‘Lucky’ is the last major role of Harry Dean Stanton, who died Sept. 15. Stanton portrays a 90-year-old atheist who comes to terms with his own mortality.
Harry Dean Stanton’s death was a shock to many.
Tributes began rolling in after the actor died at 91 earlier this month: Fans knew him as a rugged character actor, friends recalled his favorite maxim (“You’re nothing!”) and Jack Nicholson famously carved his initials into every film set. But the most personal tribute of all, a new film called Lucky, arrives this weekend (in theaters Friday in New York and Los Angeles, expands to Chicago, Philadelphia, Nashville, Dallas, Seattle, Atlanta, Denver and other cities throughout October).
Lucky, co-written by Drago Sumonja and Stanton’s long-time friend Logan Sparks and directed by John Carroll Lynch, is a film based on Stanton’s own belief system, subbing cowboy boots and the dusty West for Hollywood streets. Here are five things you need to know about Stanton’s last major role.

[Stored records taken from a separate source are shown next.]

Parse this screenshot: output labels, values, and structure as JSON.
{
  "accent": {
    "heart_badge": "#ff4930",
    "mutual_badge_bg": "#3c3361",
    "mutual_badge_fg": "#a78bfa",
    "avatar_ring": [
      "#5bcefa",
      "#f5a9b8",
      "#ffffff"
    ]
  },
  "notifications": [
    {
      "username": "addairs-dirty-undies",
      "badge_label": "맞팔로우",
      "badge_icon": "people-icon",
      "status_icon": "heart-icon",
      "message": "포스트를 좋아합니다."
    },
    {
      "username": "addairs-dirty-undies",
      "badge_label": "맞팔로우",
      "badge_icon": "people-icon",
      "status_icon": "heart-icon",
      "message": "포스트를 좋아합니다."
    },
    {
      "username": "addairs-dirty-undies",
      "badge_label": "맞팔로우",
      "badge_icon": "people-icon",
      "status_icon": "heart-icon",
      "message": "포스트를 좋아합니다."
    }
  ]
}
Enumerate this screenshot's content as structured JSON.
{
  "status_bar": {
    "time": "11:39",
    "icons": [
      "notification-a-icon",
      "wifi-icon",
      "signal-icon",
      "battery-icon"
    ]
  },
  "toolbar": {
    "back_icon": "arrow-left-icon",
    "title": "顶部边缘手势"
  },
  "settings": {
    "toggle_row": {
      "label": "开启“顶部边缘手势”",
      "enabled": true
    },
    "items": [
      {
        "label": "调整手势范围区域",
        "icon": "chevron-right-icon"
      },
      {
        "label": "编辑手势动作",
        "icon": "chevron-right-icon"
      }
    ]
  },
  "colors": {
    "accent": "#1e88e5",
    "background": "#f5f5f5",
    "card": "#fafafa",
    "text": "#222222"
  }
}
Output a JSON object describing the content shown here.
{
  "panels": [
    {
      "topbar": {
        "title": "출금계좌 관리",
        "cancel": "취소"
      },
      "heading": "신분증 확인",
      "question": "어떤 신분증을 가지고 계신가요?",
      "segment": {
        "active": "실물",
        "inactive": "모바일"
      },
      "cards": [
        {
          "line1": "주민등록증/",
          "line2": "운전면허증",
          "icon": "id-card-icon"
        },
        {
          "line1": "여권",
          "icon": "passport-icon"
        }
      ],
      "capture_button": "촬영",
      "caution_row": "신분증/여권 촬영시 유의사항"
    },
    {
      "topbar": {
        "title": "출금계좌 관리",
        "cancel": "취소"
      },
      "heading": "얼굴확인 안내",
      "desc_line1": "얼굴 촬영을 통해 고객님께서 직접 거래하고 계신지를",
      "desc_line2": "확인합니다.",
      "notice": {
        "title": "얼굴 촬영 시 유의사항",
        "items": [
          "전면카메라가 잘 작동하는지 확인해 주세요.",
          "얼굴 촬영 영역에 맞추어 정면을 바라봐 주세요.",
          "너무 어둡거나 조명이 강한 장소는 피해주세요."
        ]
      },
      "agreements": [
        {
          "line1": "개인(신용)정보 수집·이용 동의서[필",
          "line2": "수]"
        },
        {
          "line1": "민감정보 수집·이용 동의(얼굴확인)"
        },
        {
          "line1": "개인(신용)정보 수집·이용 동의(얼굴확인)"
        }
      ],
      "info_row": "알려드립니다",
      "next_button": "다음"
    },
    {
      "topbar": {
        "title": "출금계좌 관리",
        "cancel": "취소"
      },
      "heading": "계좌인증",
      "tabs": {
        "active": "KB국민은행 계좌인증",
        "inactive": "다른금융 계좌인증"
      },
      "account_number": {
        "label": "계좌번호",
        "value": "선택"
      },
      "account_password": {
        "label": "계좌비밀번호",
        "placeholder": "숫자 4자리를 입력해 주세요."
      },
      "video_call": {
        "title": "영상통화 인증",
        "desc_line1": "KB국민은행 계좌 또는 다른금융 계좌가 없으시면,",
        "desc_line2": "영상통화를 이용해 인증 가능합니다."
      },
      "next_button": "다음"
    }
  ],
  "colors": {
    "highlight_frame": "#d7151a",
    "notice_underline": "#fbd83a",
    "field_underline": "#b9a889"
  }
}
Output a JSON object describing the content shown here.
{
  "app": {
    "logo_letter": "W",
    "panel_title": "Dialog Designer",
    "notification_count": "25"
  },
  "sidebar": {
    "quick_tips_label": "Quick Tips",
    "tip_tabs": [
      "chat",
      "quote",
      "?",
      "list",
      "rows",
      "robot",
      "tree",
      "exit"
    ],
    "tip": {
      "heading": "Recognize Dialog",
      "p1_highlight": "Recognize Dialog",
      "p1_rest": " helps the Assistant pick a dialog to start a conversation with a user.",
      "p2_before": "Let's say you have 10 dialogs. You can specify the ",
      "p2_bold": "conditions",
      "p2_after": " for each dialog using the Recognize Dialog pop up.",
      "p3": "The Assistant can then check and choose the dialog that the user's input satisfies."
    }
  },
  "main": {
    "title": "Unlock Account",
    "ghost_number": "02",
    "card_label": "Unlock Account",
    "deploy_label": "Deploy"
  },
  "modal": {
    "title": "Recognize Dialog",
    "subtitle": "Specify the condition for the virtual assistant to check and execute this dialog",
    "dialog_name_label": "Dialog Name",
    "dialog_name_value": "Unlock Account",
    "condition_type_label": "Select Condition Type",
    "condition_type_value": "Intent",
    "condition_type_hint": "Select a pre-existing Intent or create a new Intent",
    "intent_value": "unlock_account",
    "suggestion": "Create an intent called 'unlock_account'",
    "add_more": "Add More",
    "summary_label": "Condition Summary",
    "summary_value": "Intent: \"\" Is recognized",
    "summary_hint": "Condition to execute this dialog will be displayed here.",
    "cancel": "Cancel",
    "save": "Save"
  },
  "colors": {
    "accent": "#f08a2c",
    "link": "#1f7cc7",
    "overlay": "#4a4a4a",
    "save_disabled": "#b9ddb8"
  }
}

1. A close friend co-wrote it.
Sparks calls Lucky “a love letter” to Stanton, whom he first met as a production assistant tasked with driving the actor to and from the set of HBO’s 2006 series Big Love. Stanton invited the twentysomething into his trailer for a smoke, and later, to a party. “He introduced me — and always did — as ‘This is Logan. We work together.’ We were peers, to him.” Fifteen years later, Stanton was the best man at Logan’s wedding, and he named his son after the actor. With Stanton, “there was no gray area, there was no chit-chat,” Logan says. “He hated it.”
2. ‘Lucky’ is based on Stanton’s worldview.
The actor plays a loose version of himself as a loner and an atheist who chain-smokes, hangs out in his underwear, does yoga daily and watches game shows.
Stanton’s life philosophy is paralleled in the movie. “He was deeply spiritual person who was 100% certain that there was no God and there was only a void and we were all going to disappear into nothing and no one was in charge,” Lynch says. “He was deeply committed to that worldview.”